My eyelids start to twitch a little bit, and I realize that something weird is going on inside me as I lay on the ground during an exercise. Consciously, I am aware of everything and everyone around me, yet I do not feel in control of myself. I surrender to it, telling myself to see what happens with curiosity. Now my left arm starts shaking a little bit. Before I know it, people are around me and telling me to wake up. I start deepening my breath and regain a sense of inhabitancy of my body. I think to myself, I haven’t suffered any traumatic incident in my life per say, so how did that happen?! 

Let us dive into this by talking about the various ways in which traumatic symptoms can present themselves in us, with a focus on men. Gender is a socially constructed phenomenon. As females have pressures and expectations placed on them by society and culture, so do men. When thinking about what it means to be a man, or how a man is expected to behave, one may say that they are supposed to be tough, fixers, providers, ‘rocks’ of the family, and only communicating certain emotions such as anger. These are expectations and qualities that can define masculinity. What happens, then, when one is not able to align with these expectations? This can lead to shame. It can lead to not thinking of yourself as “man enough”, as someone who is weak or has failed in some way. When these messages are internalized severely, it can lead to the notion of toxic masculinity. 

Think about this scenario. A man under these ideals of their society spends a long and tiring day at work. They feel they need to be the provider for their family, so whether or not they are passionate about their job may be irrelevant. They come home tired and drained, emotionally and physically. Their child comes to them explaining that they failed a test in school and need help, and then their partner comes to them to talk about their own struggles with work or needing things fixed or done around the house. The man is stressed, but he cannot say so, or refuse to help, for that would convey weakness. It would mean he is not strong, that he does not have all the solutions, that he cannot be the backbone of the family. This is unacceptable for him, so he compromises himself in that moment and takes on more than he can handle. He suppressed his negative emotions inside and forces himself to carry on. 

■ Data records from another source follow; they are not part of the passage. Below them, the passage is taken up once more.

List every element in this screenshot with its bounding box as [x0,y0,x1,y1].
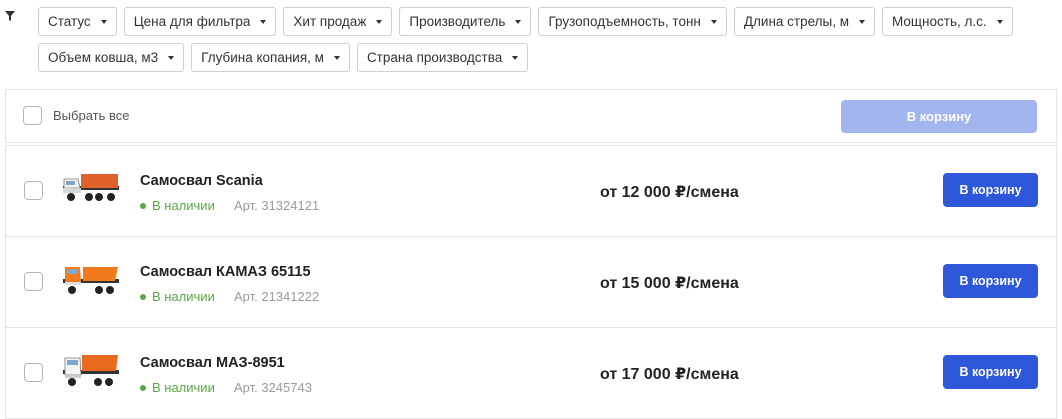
filter-row-1: Статус Цена для фильтра Хит продаж Произ… [38,7,1058,36]
filter-bucket-volume[interactable]: Объем ковша, м3 [38,43,185,72]
stock-status: В наличии [140,380,215,395]
filter-bar: Статус Цена для фильтра Хит продаж Произ… [38,7,1058,79]
product-name[interactable]: Самосвал Scania [140,173,263,189]
filter-status[interactable]: Статус [38,7,117,36]
filter-label: Длина стрелы, м [743,14,850,29]
product-name[interactable]: Самосвал КАМАЗ 65115 [140,264,311,280]
stock-label: В наличии [152,289,215,304]
in-stock-dot-icon [140,202,146,209]
dump-truck-image[interactable] [61,348,121,396]
filter-label: Производитель [409,14,506,29]
product-row: Самосвал КАМАЗ 65115 В наличии Арт. 2134… [5,236,1057,328]
dump-truck-image[interactable] [61,166,121,214]
in-stock-dot-icon [140,293,146,300]
filter-label: Мощность, л.с. [892,14,987,29]
caret-down-icon [333,55,340,60]
filter-label: Объем ковша, м3 [48,50,159,65]
filter-label: Цена для фильтра [133,14,251,29]
product-checkbox[interactable] [24,181,43,200]
filter-icon[interactable] [4,10,16,22]
stock-status: В наличии [140,198,215,213]
product-checkbox[interactable] [24,272,43,291]
stock-label: В наличии [152,198,215,213]
add-to-cart-button[interactable]: В корзину [943,355,1038,389]
caret-down-icon [260,19,267,24]
filter-row-2: Объем ковша, м3 Глубина копания, м Стран… [38,43,1058,72]
caret-down-icon [100,19,107,24]
select-all-checkbox[interactable] [23,106,42,125]
caret-down-icon [512,55,519,60]
caret-down-icon [859,19,866,24]
caret-down-icon [996,19,1003,24]
filter-power[interactable]: Мощность, л.с. [882,7,1013,36]
caret-down-icon [376,19,383,24]
filter-label: Статус [48,14,91,29]
caret-down-icon [710,19,717,24]
filter-capacity[interactable]: Грузоподъемность, тонн [538,7,727,36]
filter-label: Хит продаж [293,14,367,29]
select-all-bar: Выбрать все В корзину [5,89,1057,143]
product-row: Самосвал Scania В наличии Арт. 31324121 … [5,145,1057,237]
caret-down-icon [515,19,522,24]
filter-label: Страна производства [366,50,503,65]
filter-bestseller[interactable]: Хит продаж [283,7,393,36]
add-selected-to-cart-button[interactable]: В корзину [841,100,1037,133]
product-checkbox[interactable] [24,363,43,382]
filter-manufacturer[interactable]: Производитель [399,7,532,36]
product-price: от 17 000 ₽/смена [600,366,739,383]
add-to-cart-button[interactable]: В корзину [943,264,1038,298]
filter-label: Грузоподъемность, тонн [548,14,701,29]
product-sku: Арт. 21341222 [234,289,320,304]
filter-digging-depth[interactable]: Глубина копания, м [191,43,350,72]
filter-boom-length[interactable]: Длина стрелы, м [733,7,876,36]
filter-price[interactable]: Цена для фильтра [123,7,277,36]
caret-down-icon [168,55,175,60]
product-price: от 15 000 ₽/смена [600,275,739,292]
product-sku: Арт. 31324121 [234,198,320,213]
filter-label: Глубина копания, м [201,50,324,65]
stock-status: В наличии [140,289,215,304]
product-name[interactable]: Самосвал МАЗ-8951 [140,355,285,371]
in-stock-dot-icon [140,384,146,391]
stock-label: В наличии [152,380,215,395]
filter-country[interactable]: Страна производства [356,43,529,72]
add-to-cart-button[interactable]: В корзину [943,173,1038,207]
product-row: Самосвал МАЗ-8951 В наличии Арт. 3245743… [5,327,1057,419]
product-price: от 12 000 ₽/смена [600,184,739,201]
product-sku: Арт. 3245743 [234,380,312,395]
select-all-label: Выбрать все [53,108,130,123]
dump-truck-image[interactable] [61,257,121,305]
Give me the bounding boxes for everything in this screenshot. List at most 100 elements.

This kind of situation may seem common and normal, but think for a second about the long term effects of this lifestyle. Your stress, pain, and emotions have nowhere to release, so they are stored inside you, compounding with each day. This suppression builds up, it’s like a volcano waiting to explode. Over the years, this emotion and energy is so built up that it is desperately looking to be released somehow. Our bodies try to get our attention through physical pain, migraines, health problems, etc. No matter the consequence, suppression and distraction from uncomfortable emotions persists.

This is where therapy can really be fruitful and effective. Modalities such as MBST work with these effects of suppressing emotion at the most root level, our body. It offers a way of releasing this stuck energy within you that has been piling up over so many years. For myself, I found this energy releasing all at once and had no idea it would be so powerful to the point that it almost overwhelmed my system. I did not have a specific horrible event occur to me per say, but what I realized was that I was suffering from a byproduct of internalizing societal messages around how a man should not communicate emotions openly.